Going forward, the NAV Alliance will evaluate technology solutions for data speeds exceeding 10Gbps, as bandwidth requirements for high-resolution cameras and sensors, backbones, and storage connectivity continue to increase.

Plus: Bosch announces Mojio tie-up

In related news, Bosch has announced a strategic investment in, and an innovation agreement with, Mojio, a technology platform and SaaS provider for connected cars.

Mojio says it has gathered real-world data from more than seven billion miles of driving for its connected-car platform, which is available to subscribers of major network operators in the US and Europe, including Deutsche Telekom, T-Mobile US, and TELUS.

As part of the innovation agreement, Bosch and Mojio will co-develop vehicle communication and diagnostics solutions, as well as crash detection and notification systems.

Chris Middleton.

Internet of Business says

Just as a high-performing athlete needs a fast-thinking tactical brain linked to equally responsive muscles, so too must the central nervous system of autonomous vehicles be able to support a complex network of sensors, cameras, and control systems, and the vast quantities of data they create.

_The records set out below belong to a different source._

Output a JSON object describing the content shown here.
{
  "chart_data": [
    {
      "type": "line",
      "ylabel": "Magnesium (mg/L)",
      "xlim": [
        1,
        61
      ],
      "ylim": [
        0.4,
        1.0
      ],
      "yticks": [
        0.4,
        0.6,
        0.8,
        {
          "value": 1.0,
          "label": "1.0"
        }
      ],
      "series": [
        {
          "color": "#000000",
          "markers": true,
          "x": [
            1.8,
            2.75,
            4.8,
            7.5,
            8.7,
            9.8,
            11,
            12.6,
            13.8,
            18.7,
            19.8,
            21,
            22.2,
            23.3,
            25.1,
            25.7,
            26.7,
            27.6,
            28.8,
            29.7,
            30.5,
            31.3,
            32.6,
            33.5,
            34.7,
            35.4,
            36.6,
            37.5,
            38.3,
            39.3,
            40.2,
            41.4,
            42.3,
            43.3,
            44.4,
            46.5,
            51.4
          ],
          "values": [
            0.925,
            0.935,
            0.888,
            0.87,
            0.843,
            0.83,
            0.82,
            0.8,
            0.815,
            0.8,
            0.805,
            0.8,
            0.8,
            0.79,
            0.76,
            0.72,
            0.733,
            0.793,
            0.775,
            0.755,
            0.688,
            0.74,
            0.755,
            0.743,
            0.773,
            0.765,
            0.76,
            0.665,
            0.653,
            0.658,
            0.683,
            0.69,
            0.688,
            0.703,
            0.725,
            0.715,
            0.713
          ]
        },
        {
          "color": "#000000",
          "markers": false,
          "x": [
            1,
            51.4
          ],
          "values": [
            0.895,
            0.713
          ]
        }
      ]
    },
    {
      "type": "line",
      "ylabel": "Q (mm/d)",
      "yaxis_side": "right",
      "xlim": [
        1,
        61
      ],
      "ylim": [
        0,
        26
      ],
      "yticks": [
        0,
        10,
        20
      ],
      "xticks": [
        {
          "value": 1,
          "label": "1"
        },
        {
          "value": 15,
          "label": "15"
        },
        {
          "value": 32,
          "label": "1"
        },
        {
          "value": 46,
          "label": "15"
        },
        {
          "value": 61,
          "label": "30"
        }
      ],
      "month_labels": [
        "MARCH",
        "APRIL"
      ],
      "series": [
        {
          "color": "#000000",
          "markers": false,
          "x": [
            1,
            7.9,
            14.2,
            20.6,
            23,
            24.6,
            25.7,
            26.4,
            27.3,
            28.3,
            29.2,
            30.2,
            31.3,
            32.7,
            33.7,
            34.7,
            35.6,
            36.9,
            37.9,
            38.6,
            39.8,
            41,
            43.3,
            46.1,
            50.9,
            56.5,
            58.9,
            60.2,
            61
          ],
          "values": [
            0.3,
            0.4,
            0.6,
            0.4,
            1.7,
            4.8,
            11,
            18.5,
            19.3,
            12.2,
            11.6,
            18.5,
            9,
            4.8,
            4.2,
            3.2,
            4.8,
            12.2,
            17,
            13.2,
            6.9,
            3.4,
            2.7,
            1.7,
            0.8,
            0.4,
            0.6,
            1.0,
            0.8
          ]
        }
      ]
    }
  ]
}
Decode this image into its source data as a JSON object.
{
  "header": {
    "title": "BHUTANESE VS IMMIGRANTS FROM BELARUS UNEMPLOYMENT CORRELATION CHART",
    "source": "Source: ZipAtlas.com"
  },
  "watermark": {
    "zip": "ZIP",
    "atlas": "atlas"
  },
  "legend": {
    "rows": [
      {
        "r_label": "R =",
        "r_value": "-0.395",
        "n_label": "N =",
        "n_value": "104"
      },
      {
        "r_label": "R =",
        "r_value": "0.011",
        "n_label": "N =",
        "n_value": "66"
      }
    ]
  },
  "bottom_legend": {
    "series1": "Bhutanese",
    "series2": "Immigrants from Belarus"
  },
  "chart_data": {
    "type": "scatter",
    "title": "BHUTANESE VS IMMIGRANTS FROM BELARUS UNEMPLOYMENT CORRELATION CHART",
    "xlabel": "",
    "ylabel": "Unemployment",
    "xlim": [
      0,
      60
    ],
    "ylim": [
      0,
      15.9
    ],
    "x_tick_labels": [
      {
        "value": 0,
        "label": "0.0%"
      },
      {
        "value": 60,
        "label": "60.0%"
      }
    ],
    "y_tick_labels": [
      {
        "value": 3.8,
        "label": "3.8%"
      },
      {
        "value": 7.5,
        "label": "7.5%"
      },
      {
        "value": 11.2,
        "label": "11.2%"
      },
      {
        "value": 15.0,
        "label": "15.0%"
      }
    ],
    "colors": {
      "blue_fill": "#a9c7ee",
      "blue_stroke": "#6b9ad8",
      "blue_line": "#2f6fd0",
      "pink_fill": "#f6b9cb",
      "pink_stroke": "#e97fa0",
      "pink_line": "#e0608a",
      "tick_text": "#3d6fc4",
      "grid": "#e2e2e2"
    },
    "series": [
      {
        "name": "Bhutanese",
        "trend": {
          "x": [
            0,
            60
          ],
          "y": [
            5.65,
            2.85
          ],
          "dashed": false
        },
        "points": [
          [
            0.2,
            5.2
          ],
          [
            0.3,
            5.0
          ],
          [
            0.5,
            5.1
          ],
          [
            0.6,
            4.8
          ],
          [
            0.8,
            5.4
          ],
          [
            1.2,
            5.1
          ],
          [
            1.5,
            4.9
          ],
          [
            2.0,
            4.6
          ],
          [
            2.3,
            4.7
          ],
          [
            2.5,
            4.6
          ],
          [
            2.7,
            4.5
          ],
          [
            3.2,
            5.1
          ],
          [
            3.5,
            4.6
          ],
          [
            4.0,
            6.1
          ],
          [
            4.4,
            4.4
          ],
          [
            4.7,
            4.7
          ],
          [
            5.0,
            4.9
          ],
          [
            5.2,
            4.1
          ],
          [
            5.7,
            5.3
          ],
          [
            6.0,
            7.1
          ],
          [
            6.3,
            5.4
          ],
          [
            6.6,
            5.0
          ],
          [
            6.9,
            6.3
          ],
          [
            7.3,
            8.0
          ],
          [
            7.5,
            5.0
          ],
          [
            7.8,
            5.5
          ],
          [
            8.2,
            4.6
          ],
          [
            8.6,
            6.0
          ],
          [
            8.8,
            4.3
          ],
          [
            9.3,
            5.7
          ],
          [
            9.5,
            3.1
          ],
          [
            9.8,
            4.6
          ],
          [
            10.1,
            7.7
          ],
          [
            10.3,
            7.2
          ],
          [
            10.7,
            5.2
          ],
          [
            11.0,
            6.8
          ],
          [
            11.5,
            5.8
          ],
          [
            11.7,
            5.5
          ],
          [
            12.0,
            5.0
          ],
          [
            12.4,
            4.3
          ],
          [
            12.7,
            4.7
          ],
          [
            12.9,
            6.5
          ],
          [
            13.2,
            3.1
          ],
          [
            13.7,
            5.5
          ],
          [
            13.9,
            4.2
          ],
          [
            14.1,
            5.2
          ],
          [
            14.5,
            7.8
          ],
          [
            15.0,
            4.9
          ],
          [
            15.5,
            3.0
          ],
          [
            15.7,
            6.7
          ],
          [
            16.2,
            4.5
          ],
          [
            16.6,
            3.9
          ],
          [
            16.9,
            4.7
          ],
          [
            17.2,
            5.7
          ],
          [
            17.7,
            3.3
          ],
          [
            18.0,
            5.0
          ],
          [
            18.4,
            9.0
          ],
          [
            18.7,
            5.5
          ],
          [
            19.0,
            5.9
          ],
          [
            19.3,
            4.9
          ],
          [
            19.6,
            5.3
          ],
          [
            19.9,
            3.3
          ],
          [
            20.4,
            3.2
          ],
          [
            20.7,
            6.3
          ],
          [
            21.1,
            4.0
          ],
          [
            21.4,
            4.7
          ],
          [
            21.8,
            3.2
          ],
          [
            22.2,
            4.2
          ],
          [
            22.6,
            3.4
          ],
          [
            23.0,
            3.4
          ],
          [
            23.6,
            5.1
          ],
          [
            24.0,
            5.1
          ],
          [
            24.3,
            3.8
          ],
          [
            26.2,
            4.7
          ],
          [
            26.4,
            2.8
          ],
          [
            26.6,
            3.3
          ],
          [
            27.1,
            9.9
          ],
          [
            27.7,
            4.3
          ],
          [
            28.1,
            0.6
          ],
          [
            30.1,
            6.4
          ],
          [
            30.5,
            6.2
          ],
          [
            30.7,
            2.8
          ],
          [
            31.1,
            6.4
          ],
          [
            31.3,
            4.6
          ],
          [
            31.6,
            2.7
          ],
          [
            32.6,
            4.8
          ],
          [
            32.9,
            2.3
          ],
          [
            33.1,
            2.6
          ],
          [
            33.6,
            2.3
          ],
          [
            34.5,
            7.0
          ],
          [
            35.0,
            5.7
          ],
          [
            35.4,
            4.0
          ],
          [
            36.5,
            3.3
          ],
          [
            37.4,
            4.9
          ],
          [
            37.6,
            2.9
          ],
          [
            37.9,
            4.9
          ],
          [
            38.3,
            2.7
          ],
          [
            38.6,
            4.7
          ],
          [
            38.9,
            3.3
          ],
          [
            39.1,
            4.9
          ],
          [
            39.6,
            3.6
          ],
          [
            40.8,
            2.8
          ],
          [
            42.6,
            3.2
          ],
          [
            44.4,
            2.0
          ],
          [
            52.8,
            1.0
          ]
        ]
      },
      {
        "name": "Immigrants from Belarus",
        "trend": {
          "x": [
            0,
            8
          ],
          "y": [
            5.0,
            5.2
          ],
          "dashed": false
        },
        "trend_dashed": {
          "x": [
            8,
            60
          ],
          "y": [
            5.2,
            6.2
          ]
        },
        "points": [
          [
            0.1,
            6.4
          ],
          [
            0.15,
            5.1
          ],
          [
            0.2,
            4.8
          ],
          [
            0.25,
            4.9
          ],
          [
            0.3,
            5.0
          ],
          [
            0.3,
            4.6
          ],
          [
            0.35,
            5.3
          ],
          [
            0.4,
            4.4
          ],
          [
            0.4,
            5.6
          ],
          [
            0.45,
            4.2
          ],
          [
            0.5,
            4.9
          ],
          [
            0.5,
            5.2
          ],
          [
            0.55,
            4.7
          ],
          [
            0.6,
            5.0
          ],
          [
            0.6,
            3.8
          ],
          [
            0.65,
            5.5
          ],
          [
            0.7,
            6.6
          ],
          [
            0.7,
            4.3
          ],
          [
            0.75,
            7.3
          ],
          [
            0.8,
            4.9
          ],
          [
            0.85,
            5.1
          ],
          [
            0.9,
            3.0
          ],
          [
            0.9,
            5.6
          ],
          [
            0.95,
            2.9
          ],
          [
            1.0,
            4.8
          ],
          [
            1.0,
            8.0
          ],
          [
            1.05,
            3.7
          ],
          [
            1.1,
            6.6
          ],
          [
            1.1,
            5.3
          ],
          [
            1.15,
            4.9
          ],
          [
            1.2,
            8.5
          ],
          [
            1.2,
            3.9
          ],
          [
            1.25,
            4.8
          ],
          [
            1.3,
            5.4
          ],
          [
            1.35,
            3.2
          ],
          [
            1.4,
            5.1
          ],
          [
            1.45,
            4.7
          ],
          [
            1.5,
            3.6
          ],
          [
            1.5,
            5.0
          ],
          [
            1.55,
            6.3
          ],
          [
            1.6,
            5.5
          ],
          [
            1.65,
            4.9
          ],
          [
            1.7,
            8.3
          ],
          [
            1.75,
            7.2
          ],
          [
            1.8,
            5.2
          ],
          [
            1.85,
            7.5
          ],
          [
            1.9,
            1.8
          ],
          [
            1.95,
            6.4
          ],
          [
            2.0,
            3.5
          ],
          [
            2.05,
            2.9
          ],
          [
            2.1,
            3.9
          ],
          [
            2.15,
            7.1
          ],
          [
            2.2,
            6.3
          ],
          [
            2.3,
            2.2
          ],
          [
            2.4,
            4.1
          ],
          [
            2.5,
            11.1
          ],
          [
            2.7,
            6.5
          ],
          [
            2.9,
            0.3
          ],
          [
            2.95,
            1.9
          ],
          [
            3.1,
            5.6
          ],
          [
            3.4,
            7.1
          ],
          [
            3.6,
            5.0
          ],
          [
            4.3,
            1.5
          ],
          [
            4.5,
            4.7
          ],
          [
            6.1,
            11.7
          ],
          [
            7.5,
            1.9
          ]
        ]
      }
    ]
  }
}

Autonomous vehicles are essentially data centres on wheels, highlighted by this week’s announcement that Tesla will start charging for premium connectivity. However, autonomous cars themselves require internal high-speed, high-capacity networks to link their control systems.

Networking technology may lack the popular appear of AI, but technological progress and standardisation in this area will be just as vital to building the connected autonomous cars of the future.

The NAV Alliance has an impressive roster of founding partners.

Aquantia will provide the kind of high-bandwidth functionality that has been the preserve of data centres, while Bosch is supplying vehicle computers, central gateways, and high-resolution cameras and sensors to enable autonomous driving capabilities.

NVIDIA has quickly become a leading player in AI, backed by its roots in graphics processing and workstation hardware, which are integral to enabling the demanding, parallel workloads of AI and machine learning.

Meanwhile, Continental and Volkswagen bring their substantial automotive pedigrees to the table.

As the NAV Alliance grows its membership, we expect to see it bring further cooperation and standardisation to what is still an immature and disparate market, building on existing initiatives such as the Future Mobility Challenge and the MOBI blockchain consortium.